Numa entrevista, Veiga negou haver qualquer influência de García Márquez, Cortázar e Scorza em sua obra. Porque não os conhecia quando publicou Os cavalinhos de Platiplanto, A máquina extraviada e A hora dos ruminantes. E acrescentou: (...) “faço uma literatura realista. Nem fantástico, nem mágico.”
Veiga já chegou a ser comparado a Swift e Lewis Carrol.
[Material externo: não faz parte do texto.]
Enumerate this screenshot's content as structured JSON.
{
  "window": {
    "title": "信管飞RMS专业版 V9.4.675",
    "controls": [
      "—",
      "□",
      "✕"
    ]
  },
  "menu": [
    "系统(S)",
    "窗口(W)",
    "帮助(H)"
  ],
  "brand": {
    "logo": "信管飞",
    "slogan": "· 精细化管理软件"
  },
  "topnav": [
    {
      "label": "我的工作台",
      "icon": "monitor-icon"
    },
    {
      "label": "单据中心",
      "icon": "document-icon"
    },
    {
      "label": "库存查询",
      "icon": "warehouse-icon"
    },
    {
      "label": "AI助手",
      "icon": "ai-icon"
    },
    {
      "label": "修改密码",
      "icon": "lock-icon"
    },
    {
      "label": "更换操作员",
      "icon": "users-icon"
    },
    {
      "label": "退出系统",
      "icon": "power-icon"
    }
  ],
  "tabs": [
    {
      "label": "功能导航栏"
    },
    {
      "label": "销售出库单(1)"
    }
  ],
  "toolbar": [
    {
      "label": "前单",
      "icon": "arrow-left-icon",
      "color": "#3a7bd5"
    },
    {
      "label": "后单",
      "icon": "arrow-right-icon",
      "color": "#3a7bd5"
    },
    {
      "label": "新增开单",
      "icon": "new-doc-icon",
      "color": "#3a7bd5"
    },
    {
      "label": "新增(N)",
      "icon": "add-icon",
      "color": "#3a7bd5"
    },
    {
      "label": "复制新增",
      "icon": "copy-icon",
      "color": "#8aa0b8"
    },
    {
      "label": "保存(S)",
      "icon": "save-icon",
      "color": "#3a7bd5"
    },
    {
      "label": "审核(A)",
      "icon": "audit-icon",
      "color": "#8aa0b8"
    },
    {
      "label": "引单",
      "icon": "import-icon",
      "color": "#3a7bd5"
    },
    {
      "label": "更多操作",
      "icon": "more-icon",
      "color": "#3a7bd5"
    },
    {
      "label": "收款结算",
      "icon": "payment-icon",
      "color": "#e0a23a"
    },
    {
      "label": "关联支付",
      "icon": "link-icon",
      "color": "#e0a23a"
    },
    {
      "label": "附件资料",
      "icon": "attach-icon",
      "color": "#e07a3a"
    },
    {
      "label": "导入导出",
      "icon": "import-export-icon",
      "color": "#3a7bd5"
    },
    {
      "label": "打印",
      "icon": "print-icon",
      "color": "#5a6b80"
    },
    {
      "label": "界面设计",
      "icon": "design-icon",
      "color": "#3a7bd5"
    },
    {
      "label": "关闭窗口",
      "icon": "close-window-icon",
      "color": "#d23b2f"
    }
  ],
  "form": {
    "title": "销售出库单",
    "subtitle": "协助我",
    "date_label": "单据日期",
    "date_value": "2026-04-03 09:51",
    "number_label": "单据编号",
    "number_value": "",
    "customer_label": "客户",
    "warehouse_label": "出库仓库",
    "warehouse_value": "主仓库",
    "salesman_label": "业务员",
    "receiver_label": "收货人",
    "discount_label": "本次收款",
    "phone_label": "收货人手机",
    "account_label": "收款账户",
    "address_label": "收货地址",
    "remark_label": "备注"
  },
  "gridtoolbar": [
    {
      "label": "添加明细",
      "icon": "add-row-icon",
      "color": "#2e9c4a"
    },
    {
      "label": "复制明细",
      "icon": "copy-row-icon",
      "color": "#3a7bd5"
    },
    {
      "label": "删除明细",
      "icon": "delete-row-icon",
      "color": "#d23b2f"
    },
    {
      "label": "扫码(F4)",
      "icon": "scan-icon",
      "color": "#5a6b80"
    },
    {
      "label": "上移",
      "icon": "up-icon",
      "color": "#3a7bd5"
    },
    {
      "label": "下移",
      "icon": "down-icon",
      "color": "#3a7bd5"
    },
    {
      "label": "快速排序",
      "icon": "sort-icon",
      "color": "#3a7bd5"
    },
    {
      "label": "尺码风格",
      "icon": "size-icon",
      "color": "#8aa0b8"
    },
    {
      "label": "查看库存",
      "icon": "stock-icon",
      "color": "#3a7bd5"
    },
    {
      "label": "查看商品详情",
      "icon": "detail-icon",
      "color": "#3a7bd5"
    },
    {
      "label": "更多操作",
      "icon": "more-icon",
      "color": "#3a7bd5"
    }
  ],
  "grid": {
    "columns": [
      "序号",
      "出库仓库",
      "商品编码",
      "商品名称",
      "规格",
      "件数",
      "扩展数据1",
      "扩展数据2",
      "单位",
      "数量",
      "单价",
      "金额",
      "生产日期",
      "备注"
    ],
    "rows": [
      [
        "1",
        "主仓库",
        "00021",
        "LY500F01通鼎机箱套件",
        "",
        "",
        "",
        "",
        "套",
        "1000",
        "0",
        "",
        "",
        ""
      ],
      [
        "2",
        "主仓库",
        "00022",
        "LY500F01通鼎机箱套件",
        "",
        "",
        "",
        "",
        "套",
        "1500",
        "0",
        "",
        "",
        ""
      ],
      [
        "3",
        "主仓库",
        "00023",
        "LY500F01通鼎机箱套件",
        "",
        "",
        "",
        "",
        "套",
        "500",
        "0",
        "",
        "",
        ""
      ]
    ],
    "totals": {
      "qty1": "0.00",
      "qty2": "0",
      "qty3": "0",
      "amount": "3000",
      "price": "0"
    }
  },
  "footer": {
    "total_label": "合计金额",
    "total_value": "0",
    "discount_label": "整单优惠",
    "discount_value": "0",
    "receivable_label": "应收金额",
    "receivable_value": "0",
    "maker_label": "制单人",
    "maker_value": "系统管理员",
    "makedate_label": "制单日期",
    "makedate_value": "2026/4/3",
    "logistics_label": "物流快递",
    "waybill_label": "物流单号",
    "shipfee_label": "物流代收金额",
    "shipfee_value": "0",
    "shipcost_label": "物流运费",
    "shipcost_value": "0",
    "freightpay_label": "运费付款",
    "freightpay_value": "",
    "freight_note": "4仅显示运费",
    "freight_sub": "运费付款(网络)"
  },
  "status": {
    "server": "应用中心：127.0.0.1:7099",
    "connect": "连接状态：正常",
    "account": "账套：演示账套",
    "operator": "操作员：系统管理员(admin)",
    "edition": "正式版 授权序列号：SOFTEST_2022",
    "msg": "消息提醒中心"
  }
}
Há na sua obra “toques de humor, ora de ironia, às vezes de grotesco ou patético, resvalando pelo macabro,” comenta Ênio Silveira.
Em exaustiva análise da obra de Veiga, diz Temístocles Linhares: (...) “nele o fantástico se reveste daquilo que, a meu ver, lhe é mais determinante: o de se afastar de qualquer noção de Paraíso Terrestre, de Idade de Ouro ou da representação de sonhos, isto é, de lugares em que o homem médio pudesse viver em estado de completa proteção, como ocorre em Rubião.”
O autor de 22 Diálogos sobre o Conto Brasileiro Atual refere-se a J. Veiga em mais de um de seus diálogos. No de nº 3, dedicado a “nomes-chave do conto brasileiro atual”, alude a Veiga assim: "(...) também ele foi dos que conseguiram fundir sonho e realidade, chegando até a criar o ambiente de pesadelo para alguns de seus contos. Indiscutivelmente, ele é nome-chave para este capítulo dos “contos fantásticos”. Pena é que publique tão pouco.”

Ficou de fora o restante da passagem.